Well we talked more about it yesterday. My T claimed that she didn't want me to fantasize about her so that I could be closer to her. She said it doesn't sound like anything she would say...
It was weird, the more we talked, the more I think we were inching toward me leaving therapy. There were three options discussed:
1.) To leave therapy completely
2.) To continue therapy and work things out
3.) To get some consultation
I wasn't sure what consultation was, but she said it was to have some people come in and talk to me directly. And those would be feedback given to my T. I thought my T would be with me, but she said no, it would just be me. So I thought out loud, "now I am spending more time and money to get this relationship to work", that plus I am supposed to take more meds now. I questioned her directly, why bring up the meds only when I said I was about to leave? She responded that it was always on the back of her mind, but lately I have just become less responsive.

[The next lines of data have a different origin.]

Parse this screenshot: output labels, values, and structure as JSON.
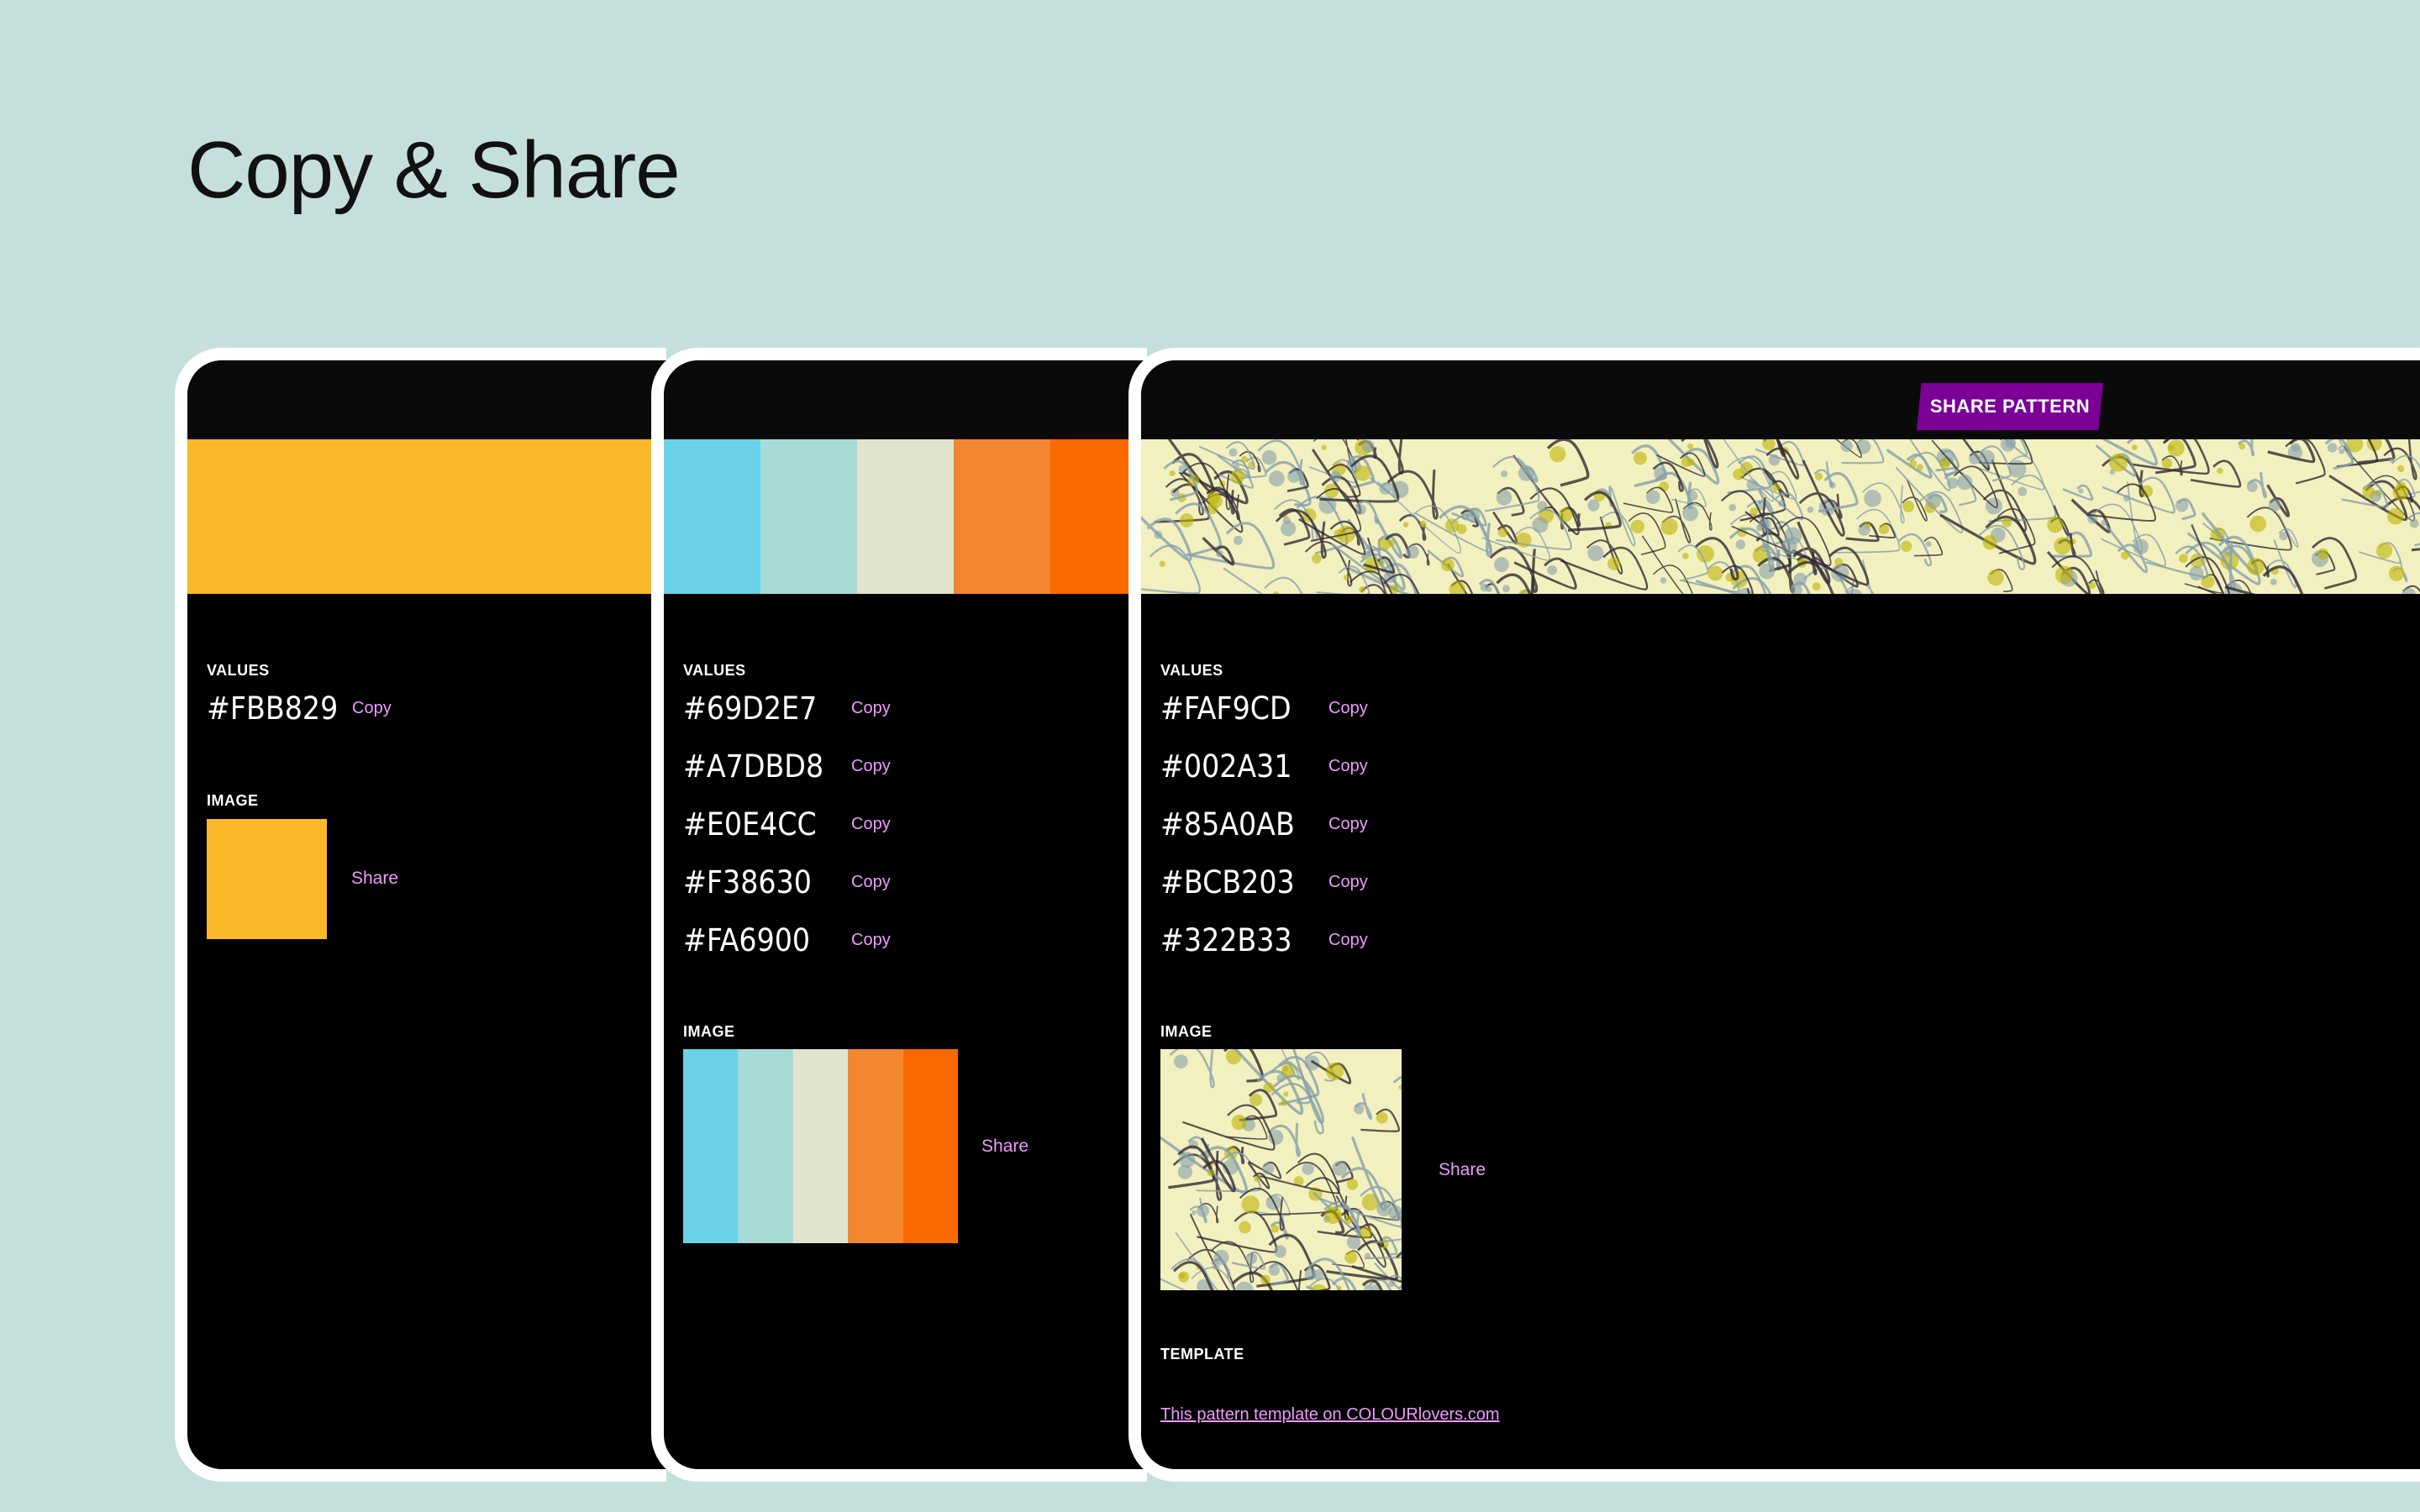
{
  "page": {
    "title": "Copy & Share",
    "background": "#c5e0dc"
  },
  "labels": {
    "values": "VALUES",
    "image": "IMAGE",
    "template": "TEMPLATE",
    "copy": "Copy",
    "share": "Share"
  },
  "accent": {
    "link_color": "#ee9bff",
    "button_color": "#7b0096"
  },
  "panels": [
    {
      "kind": "color",
      "colors": [
        "#FBB829"
      ]
    },
    {
      "kind": "palette",
      "colors": [
        "#69D2E7",
        "#A7DBD8",
        "#E0E4CC",
        "#F38630",
        "#FA6900"
      ]
    },
    {
      "kind": "pattern",
      "share_button": "SHARE PATTERN",
      "colors": [
        "#FAF9CD",
        "#002A31",
        "#85A0AB",
        "#BCB203",
        "#322B33"
      ],
      "template_link": "This pattern template on COLOURlovers.com"
    }
  ]
}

Also, I told her about all the times I told her about the fantasies I had, but she claimed she never knew it got "this bad" up until his point. But I insisted that I told her about this many times!!! I mean I wasn't doing anything "crazy", but I definitely thought about my T alot and I mentioned that MANY times to her.
It came to a point where I just told my T maybe we could just continue therapy and we will work this out. She said she is unsure about where to go from here, which mimicked what I said earlier. The more we talked, the more I got a sense she also wanted not continue therapy, even though she said it was "my decision."